Naturnahe Gartengestaltung für überwinternde Insekten
Nach einem Sommer voller Insektenaktivität kehrt im Naturgarten allmählich Ruhe ein. Um Schmetterlingen und anderen Insektenarten ein erfolgreiches Überwintern zu ermöglichen, ist eine naturnahe Gartengestaltung von Bedeutung. Viele Schmetterlingsarten verbringen den Winter in unterschiedlichen Entwicklungsstadien in Gärten.
Einige Schmetterlingsarten, wie der Zitronenfalter oder das Tagpfauenauge, überdauern die kalte Jahreszeit als ausgewachsene Falter. Die Mehrheit der Arten überwintert jedoch gut versteckt und ungestört als Ei, Raupe oder Puppe, beispielsweise in Blumenwiesen. Katja Batakovic, fachliche Leiterin der Bewegung „Natur im Garten“, erläutert die Überwinterungsstrategie des Zitronenfalters:
Der Zitronenfalter überwintert frei im Efeu, im unteren Bereich von Sträuchern oder an Staudenstängeln, getarnt wie ein Laubblatt. Bis zu -20 °C übersteht er so und braucht auch kalte Winter. Milde Winter, wie sie zunehmend auftreten, bedingen einen erhöhten Energieverbrauch. Umso wichtiger werden für ihn nektarreiche Winterblüher wie Winter-Jasmin, Winter-Heckenkirsche und Winter-Schneeball.

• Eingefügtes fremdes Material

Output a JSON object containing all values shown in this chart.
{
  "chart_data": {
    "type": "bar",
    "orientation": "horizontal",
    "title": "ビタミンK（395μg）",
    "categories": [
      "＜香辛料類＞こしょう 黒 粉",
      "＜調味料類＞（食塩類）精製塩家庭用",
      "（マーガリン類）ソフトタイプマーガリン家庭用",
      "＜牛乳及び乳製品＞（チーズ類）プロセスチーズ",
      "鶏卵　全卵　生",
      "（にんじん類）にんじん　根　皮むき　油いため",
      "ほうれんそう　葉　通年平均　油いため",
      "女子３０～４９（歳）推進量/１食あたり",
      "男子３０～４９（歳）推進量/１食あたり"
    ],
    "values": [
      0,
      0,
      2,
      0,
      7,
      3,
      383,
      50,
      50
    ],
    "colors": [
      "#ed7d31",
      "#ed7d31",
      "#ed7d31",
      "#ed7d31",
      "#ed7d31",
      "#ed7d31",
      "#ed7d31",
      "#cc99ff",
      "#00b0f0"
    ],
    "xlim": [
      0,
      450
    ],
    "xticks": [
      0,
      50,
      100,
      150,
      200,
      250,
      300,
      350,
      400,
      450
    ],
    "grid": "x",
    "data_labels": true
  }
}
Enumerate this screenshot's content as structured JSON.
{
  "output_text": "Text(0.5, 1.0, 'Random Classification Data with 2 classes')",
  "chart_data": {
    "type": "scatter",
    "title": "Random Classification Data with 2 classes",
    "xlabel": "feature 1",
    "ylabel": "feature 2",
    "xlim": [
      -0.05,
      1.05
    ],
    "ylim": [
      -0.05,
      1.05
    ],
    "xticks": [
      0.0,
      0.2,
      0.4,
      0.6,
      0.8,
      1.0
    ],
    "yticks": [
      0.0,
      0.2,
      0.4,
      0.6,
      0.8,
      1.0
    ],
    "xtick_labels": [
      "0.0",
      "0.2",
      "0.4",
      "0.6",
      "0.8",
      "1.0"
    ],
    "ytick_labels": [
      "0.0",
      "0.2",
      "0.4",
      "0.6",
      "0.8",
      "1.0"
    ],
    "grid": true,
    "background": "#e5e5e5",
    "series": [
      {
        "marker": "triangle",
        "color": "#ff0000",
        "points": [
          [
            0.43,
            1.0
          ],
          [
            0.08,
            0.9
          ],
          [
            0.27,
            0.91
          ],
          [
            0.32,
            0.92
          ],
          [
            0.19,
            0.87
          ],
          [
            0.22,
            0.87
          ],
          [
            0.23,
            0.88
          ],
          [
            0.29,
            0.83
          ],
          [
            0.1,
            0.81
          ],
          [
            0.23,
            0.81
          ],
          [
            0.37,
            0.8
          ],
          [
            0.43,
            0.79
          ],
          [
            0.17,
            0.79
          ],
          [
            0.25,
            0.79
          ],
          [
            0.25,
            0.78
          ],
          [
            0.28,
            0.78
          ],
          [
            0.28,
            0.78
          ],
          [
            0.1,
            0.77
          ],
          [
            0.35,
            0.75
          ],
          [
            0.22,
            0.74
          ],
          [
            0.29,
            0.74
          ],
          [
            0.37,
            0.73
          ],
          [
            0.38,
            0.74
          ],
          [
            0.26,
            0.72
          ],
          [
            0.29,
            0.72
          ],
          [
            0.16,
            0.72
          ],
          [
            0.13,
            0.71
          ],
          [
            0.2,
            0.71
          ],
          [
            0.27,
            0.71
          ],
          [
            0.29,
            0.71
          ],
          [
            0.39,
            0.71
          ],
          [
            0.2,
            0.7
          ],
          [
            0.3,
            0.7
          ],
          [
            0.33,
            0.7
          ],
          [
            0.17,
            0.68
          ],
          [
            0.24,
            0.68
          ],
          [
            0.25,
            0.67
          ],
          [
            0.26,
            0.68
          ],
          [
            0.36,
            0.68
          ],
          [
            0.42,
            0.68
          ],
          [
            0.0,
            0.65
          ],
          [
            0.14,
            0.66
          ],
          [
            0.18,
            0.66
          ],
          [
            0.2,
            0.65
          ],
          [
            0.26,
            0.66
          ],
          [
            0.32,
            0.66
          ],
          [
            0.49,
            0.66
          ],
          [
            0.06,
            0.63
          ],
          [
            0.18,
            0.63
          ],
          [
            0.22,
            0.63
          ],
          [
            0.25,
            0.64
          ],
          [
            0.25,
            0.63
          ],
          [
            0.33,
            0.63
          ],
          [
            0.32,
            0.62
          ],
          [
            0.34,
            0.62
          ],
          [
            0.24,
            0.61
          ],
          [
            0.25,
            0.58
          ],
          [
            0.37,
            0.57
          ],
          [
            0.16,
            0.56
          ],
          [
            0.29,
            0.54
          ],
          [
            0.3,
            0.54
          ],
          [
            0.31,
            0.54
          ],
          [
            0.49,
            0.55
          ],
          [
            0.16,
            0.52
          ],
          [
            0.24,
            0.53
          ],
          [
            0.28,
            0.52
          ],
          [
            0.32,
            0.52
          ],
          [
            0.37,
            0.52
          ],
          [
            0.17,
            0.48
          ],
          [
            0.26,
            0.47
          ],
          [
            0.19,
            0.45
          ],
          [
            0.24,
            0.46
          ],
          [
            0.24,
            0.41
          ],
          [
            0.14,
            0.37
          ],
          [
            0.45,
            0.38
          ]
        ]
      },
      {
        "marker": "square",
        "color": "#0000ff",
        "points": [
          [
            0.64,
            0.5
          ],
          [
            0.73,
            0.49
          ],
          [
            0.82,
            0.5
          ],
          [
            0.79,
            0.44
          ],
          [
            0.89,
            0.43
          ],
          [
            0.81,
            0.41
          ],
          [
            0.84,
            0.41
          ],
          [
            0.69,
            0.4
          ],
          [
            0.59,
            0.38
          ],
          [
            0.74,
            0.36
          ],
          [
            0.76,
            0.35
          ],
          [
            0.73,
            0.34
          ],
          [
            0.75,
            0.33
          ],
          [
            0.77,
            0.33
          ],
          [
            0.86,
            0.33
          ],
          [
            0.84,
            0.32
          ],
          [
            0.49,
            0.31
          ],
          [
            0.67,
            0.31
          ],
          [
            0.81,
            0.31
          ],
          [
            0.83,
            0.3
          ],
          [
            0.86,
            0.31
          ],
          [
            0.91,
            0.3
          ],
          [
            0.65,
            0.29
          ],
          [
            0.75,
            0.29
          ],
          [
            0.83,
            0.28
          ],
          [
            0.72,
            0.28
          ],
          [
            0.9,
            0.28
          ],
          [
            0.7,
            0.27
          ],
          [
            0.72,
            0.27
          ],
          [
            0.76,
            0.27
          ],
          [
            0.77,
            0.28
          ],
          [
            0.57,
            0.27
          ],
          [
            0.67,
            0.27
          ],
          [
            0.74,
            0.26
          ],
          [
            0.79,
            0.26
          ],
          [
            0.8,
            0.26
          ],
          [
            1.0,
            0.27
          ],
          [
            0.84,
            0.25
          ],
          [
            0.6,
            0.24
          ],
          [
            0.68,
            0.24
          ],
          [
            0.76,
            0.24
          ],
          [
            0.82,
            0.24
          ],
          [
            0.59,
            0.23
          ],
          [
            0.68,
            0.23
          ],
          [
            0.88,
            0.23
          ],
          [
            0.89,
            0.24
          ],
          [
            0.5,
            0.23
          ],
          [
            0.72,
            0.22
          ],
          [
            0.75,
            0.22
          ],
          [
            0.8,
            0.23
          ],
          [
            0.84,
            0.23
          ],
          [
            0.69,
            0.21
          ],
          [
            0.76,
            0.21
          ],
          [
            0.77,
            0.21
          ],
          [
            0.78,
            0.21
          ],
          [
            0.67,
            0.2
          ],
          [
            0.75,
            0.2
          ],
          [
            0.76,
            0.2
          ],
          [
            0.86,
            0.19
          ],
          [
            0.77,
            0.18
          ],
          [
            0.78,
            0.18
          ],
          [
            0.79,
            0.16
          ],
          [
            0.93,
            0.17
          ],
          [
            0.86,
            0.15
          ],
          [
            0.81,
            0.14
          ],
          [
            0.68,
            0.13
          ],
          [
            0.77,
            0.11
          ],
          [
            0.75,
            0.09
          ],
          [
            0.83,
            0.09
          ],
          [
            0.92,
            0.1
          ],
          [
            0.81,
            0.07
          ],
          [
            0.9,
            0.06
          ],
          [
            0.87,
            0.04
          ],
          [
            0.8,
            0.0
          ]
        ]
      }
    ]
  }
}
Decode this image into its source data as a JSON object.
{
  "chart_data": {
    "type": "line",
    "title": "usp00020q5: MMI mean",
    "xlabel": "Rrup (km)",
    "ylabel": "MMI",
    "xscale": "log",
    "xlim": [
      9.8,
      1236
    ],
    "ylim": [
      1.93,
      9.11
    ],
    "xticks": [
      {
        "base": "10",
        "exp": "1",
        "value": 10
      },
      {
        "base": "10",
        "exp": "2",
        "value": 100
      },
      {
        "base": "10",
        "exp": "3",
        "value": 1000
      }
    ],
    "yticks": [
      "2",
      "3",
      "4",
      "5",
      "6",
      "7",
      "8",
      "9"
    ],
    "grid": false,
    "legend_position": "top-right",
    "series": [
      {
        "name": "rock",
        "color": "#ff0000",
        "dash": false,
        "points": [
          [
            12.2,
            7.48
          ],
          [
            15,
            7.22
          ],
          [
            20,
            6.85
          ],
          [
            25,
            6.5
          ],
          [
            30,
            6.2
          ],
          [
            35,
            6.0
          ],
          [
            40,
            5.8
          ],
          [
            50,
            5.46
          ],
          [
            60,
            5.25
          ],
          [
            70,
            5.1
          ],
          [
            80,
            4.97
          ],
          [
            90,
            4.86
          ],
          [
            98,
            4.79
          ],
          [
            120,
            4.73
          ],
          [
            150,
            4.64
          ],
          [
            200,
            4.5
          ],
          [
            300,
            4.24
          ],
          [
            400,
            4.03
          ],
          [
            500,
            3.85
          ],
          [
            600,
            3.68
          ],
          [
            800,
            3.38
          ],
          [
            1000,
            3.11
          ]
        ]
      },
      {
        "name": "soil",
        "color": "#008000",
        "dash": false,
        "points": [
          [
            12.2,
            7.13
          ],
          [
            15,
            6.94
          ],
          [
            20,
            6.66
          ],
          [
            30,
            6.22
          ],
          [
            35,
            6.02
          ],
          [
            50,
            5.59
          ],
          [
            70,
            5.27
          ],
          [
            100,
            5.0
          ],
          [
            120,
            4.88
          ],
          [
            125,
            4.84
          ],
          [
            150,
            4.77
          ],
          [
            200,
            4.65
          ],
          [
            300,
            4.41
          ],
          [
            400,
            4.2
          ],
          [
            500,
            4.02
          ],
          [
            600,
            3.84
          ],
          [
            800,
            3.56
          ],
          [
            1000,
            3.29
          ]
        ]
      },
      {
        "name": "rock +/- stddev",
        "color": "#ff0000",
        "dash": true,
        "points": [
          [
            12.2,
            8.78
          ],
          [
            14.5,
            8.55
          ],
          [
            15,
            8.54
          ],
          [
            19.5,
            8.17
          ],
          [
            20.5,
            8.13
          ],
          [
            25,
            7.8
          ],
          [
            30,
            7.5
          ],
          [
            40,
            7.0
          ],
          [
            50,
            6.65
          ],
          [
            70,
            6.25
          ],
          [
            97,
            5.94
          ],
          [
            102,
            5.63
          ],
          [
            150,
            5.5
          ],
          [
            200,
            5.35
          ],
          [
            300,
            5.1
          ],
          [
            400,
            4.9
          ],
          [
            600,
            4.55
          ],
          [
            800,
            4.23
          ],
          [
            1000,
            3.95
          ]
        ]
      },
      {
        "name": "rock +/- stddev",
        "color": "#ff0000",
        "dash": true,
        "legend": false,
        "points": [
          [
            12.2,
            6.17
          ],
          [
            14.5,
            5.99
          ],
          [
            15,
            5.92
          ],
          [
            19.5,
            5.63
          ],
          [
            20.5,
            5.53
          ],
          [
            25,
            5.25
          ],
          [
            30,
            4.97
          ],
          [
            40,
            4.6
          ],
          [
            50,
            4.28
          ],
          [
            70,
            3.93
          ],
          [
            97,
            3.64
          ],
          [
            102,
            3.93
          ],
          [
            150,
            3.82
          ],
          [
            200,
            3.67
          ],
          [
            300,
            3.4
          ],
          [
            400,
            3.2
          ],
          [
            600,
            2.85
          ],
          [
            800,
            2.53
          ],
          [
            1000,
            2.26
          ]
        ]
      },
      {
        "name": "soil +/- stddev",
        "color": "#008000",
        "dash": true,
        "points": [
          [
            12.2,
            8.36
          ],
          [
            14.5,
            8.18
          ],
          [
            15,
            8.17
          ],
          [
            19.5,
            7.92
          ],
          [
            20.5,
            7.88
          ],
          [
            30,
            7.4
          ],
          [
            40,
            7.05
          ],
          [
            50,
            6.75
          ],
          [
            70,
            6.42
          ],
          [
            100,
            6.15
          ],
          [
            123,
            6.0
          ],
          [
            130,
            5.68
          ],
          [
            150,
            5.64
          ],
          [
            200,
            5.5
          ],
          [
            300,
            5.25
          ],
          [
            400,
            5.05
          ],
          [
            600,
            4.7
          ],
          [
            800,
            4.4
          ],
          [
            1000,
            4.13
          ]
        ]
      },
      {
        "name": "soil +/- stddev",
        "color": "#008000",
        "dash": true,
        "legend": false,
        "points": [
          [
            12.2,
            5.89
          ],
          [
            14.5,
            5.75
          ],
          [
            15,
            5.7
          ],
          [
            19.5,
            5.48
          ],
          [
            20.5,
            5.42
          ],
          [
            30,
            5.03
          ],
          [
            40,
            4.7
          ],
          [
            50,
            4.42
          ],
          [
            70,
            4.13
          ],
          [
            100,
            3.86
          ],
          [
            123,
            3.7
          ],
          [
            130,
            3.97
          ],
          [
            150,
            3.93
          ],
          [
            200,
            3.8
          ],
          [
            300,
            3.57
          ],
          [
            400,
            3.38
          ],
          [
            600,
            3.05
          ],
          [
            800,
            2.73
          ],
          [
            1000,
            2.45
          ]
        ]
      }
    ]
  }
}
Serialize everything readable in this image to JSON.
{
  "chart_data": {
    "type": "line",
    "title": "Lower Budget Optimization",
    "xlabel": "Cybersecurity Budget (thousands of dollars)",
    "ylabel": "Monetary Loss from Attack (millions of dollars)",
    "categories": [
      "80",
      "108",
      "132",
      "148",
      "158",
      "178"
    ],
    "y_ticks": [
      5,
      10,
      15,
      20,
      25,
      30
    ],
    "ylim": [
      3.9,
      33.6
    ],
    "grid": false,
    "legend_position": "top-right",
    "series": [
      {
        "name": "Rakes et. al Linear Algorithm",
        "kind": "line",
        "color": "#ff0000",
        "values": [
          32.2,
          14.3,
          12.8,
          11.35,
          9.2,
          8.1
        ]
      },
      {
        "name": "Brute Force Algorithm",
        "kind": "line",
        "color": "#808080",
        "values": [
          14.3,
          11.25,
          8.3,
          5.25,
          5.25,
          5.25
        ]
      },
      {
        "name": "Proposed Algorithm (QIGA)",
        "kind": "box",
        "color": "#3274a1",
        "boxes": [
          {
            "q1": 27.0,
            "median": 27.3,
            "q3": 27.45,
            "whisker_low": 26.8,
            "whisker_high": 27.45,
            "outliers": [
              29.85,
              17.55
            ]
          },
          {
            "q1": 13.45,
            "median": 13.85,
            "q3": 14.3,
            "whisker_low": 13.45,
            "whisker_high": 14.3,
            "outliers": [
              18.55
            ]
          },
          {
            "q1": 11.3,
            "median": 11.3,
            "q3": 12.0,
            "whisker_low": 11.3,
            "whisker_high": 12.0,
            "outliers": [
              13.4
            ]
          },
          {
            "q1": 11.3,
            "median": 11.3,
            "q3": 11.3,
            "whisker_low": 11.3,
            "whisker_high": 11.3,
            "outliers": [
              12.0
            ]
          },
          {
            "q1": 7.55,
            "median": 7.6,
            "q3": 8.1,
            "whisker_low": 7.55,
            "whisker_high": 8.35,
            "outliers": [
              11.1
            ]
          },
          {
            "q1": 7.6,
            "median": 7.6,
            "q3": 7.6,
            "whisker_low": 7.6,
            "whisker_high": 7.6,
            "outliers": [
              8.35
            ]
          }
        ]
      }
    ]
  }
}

Blumenwiesen als Überwinterungsort
Der Aurorafalter überwintert als Puppe direkt an seinen Raupenfutterpflanzen, wie dem Schaumkraut oder dem Echten Barbarakraut. Auch der Schwalbenschwanz, dessen Raupen sich gelegentlich an Karottengrün ernähren, kann im Puppenstadium die Kälte überstehen. Bei der Pflege bestehender Blumenwiesen ist es daher wichtig, bei der ein- bis zweimaligen Mahd im Jahr nicht die gesamte Fläche auf einmal zu mähen, sondern Teilbereiche ungeschnitten zu belassen.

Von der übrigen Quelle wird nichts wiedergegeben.